Non solo, l’utilizzo del prodotto nanotecnologico di Henkel consente un’importante riduzione dei costi di processo annui pari al 29% (consumo di energia, di acqua, di prodotti chimici, di costi di smaltimento e molto altro).

Insomma, i processi di rivestimento di nuova generazione in sostituzione di fosfatazione allo zinco, al ferro e al fosfosgrassaggio, migliorano la resistenza alla corrosione, possono essere utilizzati su tutti i metalli, formano uno strato di conversione nanometrica e possono essere applicati a spruzzo, a immersione o APNR.
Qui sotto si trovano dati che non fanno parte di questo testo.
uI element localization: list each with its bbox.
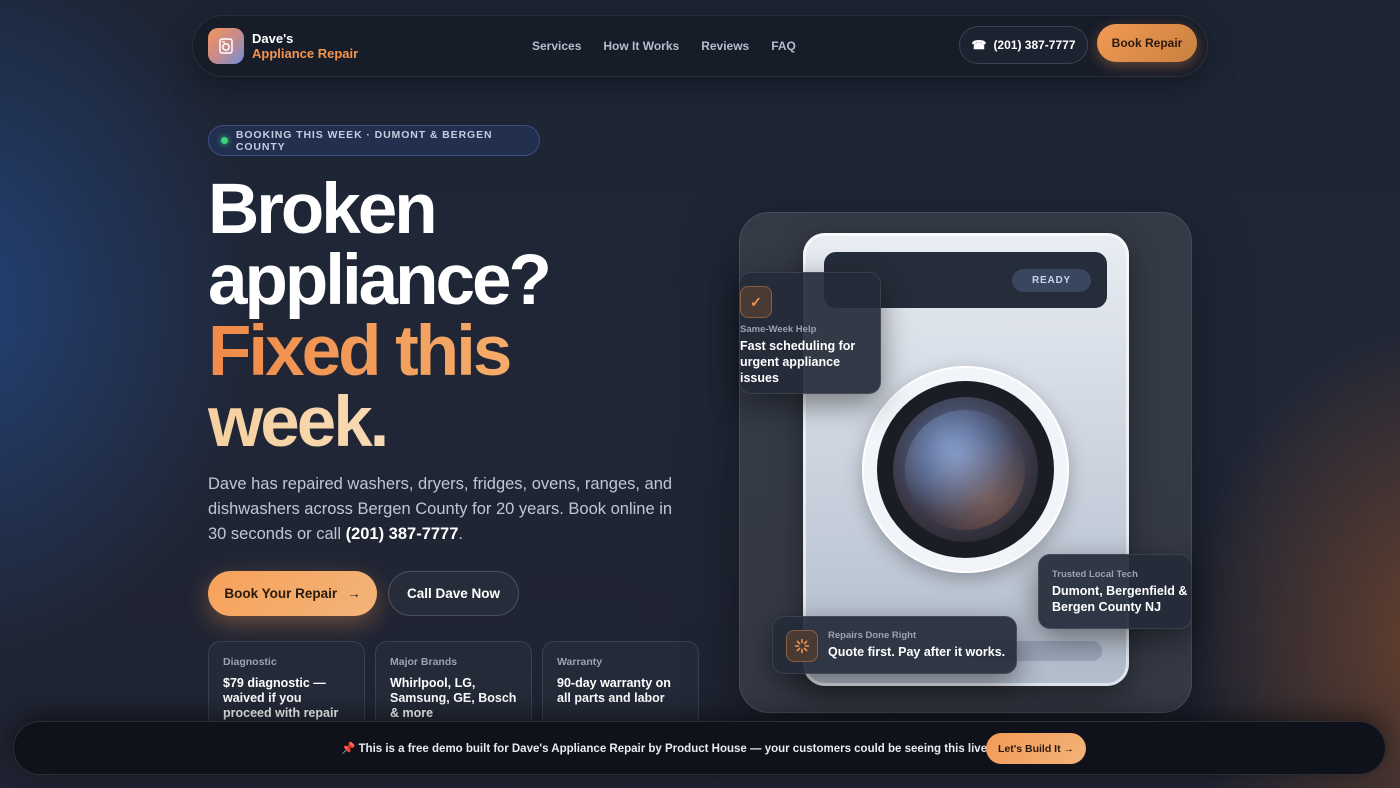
phone-number: (201) 387-7777 xyxy=(993,38,1076,52)
call-dave-button[interactable]: Call Dave Now xyxy=(388,571,519,616)
description-phone: (201) 387-7777 xyxy=(345,525,459,543)
card-text: Repairs Done Right Quote first. Pay afte… xyxy=(828,630,1005,673)
info-card-body: $79 diagnostic — waived if you proceed w… xyxy=(223,676,339,720)
headline-line-2: appliance? xyxy=(208,241,552,320)
headline-line-4: week. xyxy=(208,387,549,458)
info-card-label: Warranty xyxy=(557,656,603,668)
info-card-label: Major Brands xyxy=(390,656,458,668)
card-label: Same-Week Help xyxy=(740,324,817,335)
demo-banner-text: 📌 This is a free demo built for Dave's A… xyxy=(341,743,991,755)
book-your-repair-button[interactable]: Book Your Repair → xyxy=(208,571,377,616)
nav-links: Services How It Works Reviews FAQ xyxy=(532,39,796,53)
washer-glass-reflection xyxy=(905,410,1025,530)
description-end: . xyxy=(458,525,464,543)
book-repair-button[interactable]: Book Repair xyxy=(1097,24,1197,62)
same-week-help-card: ✓ Same-Week Help Fast scheduling for urg… xyxy=(739,272,881,394)
card-body: Fast scheduling for urgent appliance iss… xyxy=(740,339,856,385)
nav-link-reviews[interactable]: Reviews xyxy=(701,39,749,53)
demo-banner: 📌 This is a free demo built for Dave's A… xyxy=(13,721,1386,775)
phone-icon: ☎ xyxy=(971,38,987,52)
booking-status-text: BOOKING THIS WEEK · DUMONT & BERGEN COUN… xyxy=(235,128,493,153)
spinner-icon xyxy=(786,630,818,662)
ready-status-chip: READY xyxy=(1012,269,1091,292)
phone-button[interactable]: ☎ (201) 387-7777 xyxy=(959,26,1088,64)
card-label: Repairs Done Right xyxy=(828,630,917,641)
card-body: Quote first. Pay after it works. xyxy=(828,645,1006,659)
book-your-repair-label: Book Your Repair xyxy=(224,586,338,601)
arrow-right-icon: → xyxy=(347,586,361,601)
nav-link-services[interactable]: Services xyxy=(532,39,581,53)
card-label: Trusted Local Tech xyxy=(1052,569,1138,580)
hero-headline: Broken appliance? Fixed this week. xyxy=(208,170,552,458)
nav-link-how-it-works[interactable]: How It Works xyxy=(603,39,679,53)
headline-line-3: Fixed this xyxy=(208,316,549,387)
washing-machine-icon[interactable] xyxy=(208,28,244,64)
brand-logo-text[interactable]: Dave's Appliance Repair xyxy=(252,31,358,61)
card-body-line1: Dumont, Bergenfield & xyxy=(1052,584,1188,598)
trusted-local-tech-card: Trusted Local Tech Dumont, Bergenfield &… xyxy=(1038,554,1192,629)
info-card-body: Whirlpool, LG, Samsung, GE, Bosch & more xyxy=(390,676,517,720)
headline-line-1: Broken xyxy=(208,170,438,249)
info-card-body: 90-day warranty on all parts and labor xyxy=(557,676,671,705)
lets-build-it-button[interactable]: Let's Build It → xyxy=(986,733,1086,764)
hero-description: Dave has repaired washers, dryers, fridg… xyxy=(208,472,690,547)
repairs-done-right-card: Repairs Done Right Quote first. Pay afte… xyxy=(772,616,1017,674)
card-body-line2: Bergen County NJ xyxy=(1052,600,1162,614)
check-icon: ✓ xyxy=(740,286,772,318)
booking-status-badge: BOOKING THIS WEEK · DUMONT & BERGEN COUN… xyxy=(208,125,540,156)
top-navbar: Dave's Appliance Repair Services How It … xyxy=(192,15,1208,77)
brand-name-line2: Appliance Repair xyxy=(252,46,359,61)
nav-link-faq[interactable]: FAQ xyxy=(771,39,796,53)
brand-name-line1: Dave's xyxy=(252,31,294,46)
info-card-label: Diagnostic xyxy=(223,656,277,668)
status-dot-icon xyxy=(221,137,228,144)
Inoltre questo sistema è semplice da applicare, è altamente flessibile e adattabile a vari processi/materiali, non necessita di un controllo del bagno in quanto la soluzione rimane sempre fresca, si può accendere e spegnere senza fermi produzione. I rivestimenti nanotecnologici autoforetici rappresentano una buona soluzione ai processi tradizionali.

Non necessitano di strati di conversione e in alcuni casi è sufficiente un’essiccazione a 90°C prima dell’applicazione del topcoat in polvere. In questo modo si accorcia la linea di produzione e si ottiene una protezione omogenea su tutto il pezzo, con una protezione eccellente del bordo, si elimina la formazione di morchie e si riducono i consumi energetici. Bonderite può anche essere utilizzato in un sistema a due mani che prevede l’applicazione di una mano di primer e successiva mano di polvere con polimerizzazione contemporanea (co-curing). Il sistema offre diversi vantaggi: semplificazione del processo con riduzione degli spazi, maggiore flessibilità, risparmio energetico, alte prestazioni.